B1's stated purpose is to introduce new dungeon masters to the art of designing and running their own dungeons. Author Mike Carr did the hard work of creating a dungeon—came up with the premise, built the maps, described the rooms, wrote guidance about how to DM, and built tables to help stock the dungeon with monsters and treasure—but deliberately left out the most creative parts for novice DMs to fill in: deciding which monsters and treasures to place where, working out their story, if any, and deciding whether or where to place a boss monster. One of B1's virtues, therefore, is that it's never the same module twice, because the DM's design choices can change everything. Its replay value is excellent.

When I found out my gaming group had never played any classic D&D modules, I knew that I wanted to be the one to introduce them and that this was the one I wanted to start them with. I never run a module the way it was published. I started gaming before there were modules, so building or at least tinkering is second nature to me, and this module is tinker-friendly.

In Englandia, Sutherland's tower becomes a mysterious Scottish broch.
Besides, I have to tinker with any module I run today for three reasons:

1) I've read far too many excellent articles from the Old-School Renaissance about the finest qualities in dungeon design not to want to apply them in my own dungeons. Who wants to play in an underground fortress when you can play in the mythic underworld!

2) Our game group isn't playing original or Holmes D&D, which B1 was written for, but Rob Heinsoo and Jonathan Tweet's 13th Age, which adds intriguing dimensions to the game, some of which I need to prep beforehand.

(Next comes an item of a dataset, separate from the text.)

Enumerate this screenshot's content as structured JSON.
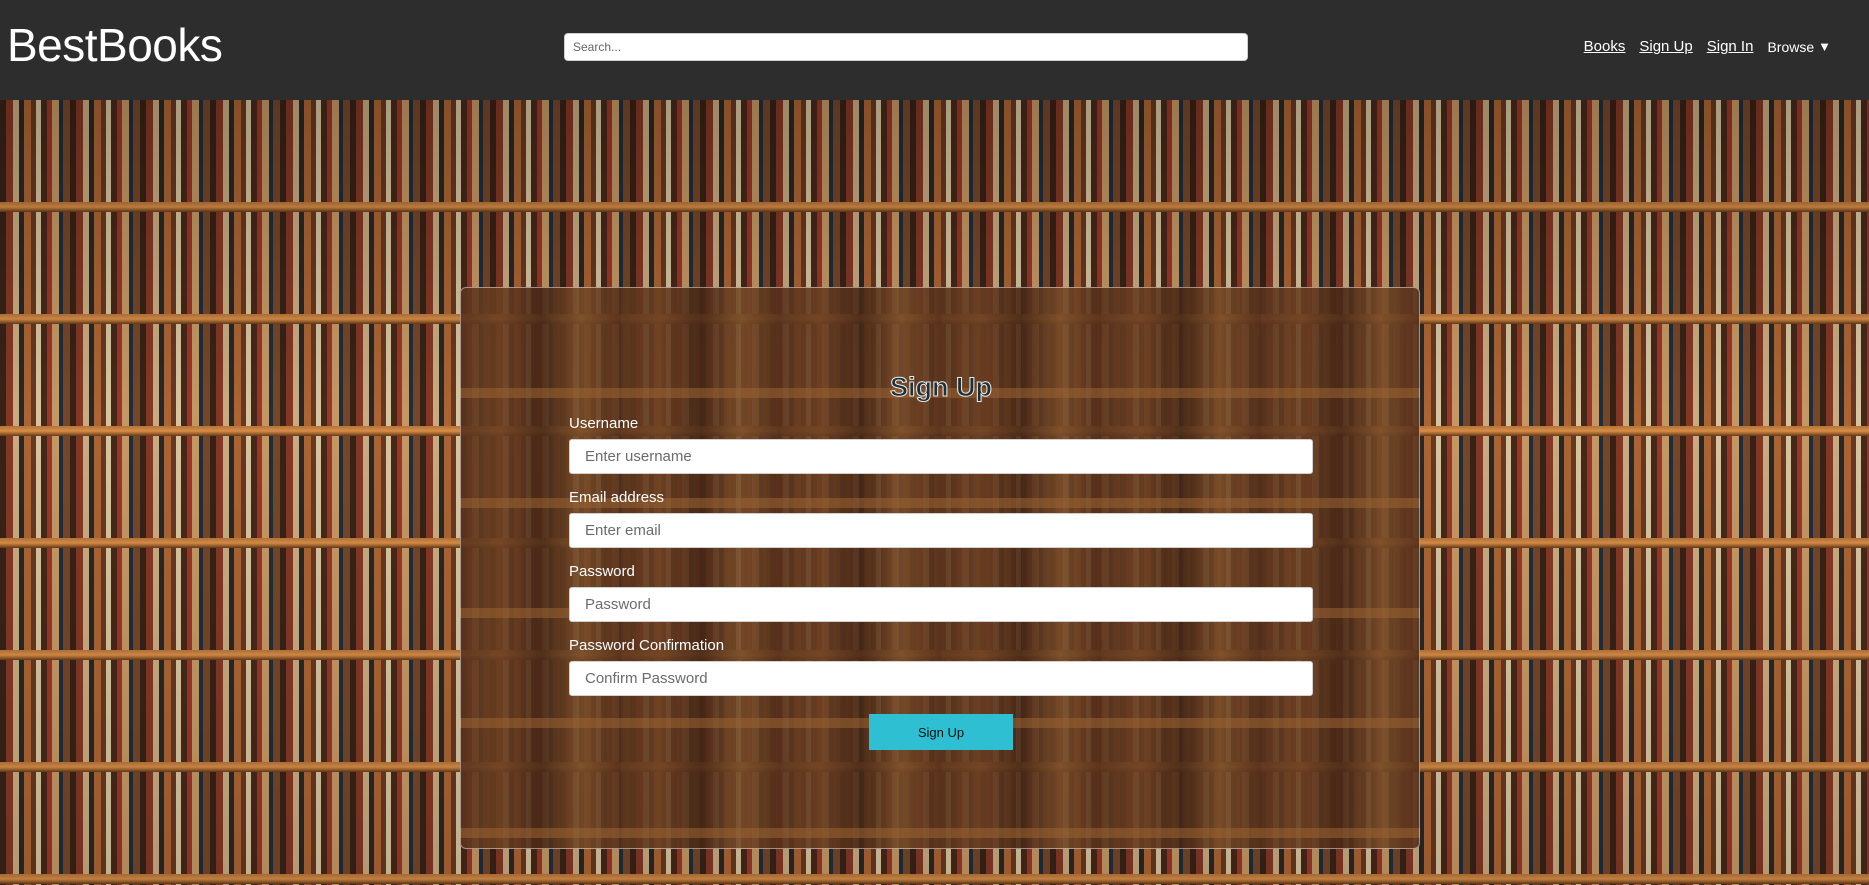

3) Since April 1997 I have DMed neither generic fantasy settings nor any commercial ones such as Greyhawk, Blackmoor, or Mystara but rather my own homebrew world of Englandia, based on Earth in the year 1000—if the supernatural were real, rare, and worked the way each real-world culture thought it did at the time. For example, instead of generic clerics, thieves, and fighters, Englandia has:

  • a Moon-touched Greek priestess of Artemis with a waxing-waning love-hate relationship with her goddess;
  • an inconspicuous basket-wielding Scottish urchin who only takes things because they call out to her and insist on going with her; and
  • a Persian Sufi demon-hunter traveling the world to free people from demons in the name of Allah the most merciful.

When the setting is this specific, the rules this different, and the mythic-underworld potential this rich, the module is definitely going to go through a transformation.

In this next series of posts at Oaths and Fates, I'll share our party's play sessions, with diversions about the module, the setting, the rules, the Old-School Renaissance, and whatever else strikes my fancy. Since my players are having a blast, they agreed we should share the fun with all y'all.

One caveat: since my players have never been through this module before, I'm not going to explain things they have not encountered or figured out yet, and I ask that you do the same. In Search of the Unknown is known for its mysteries and surprises, so let's ensure these players get to enjoy them.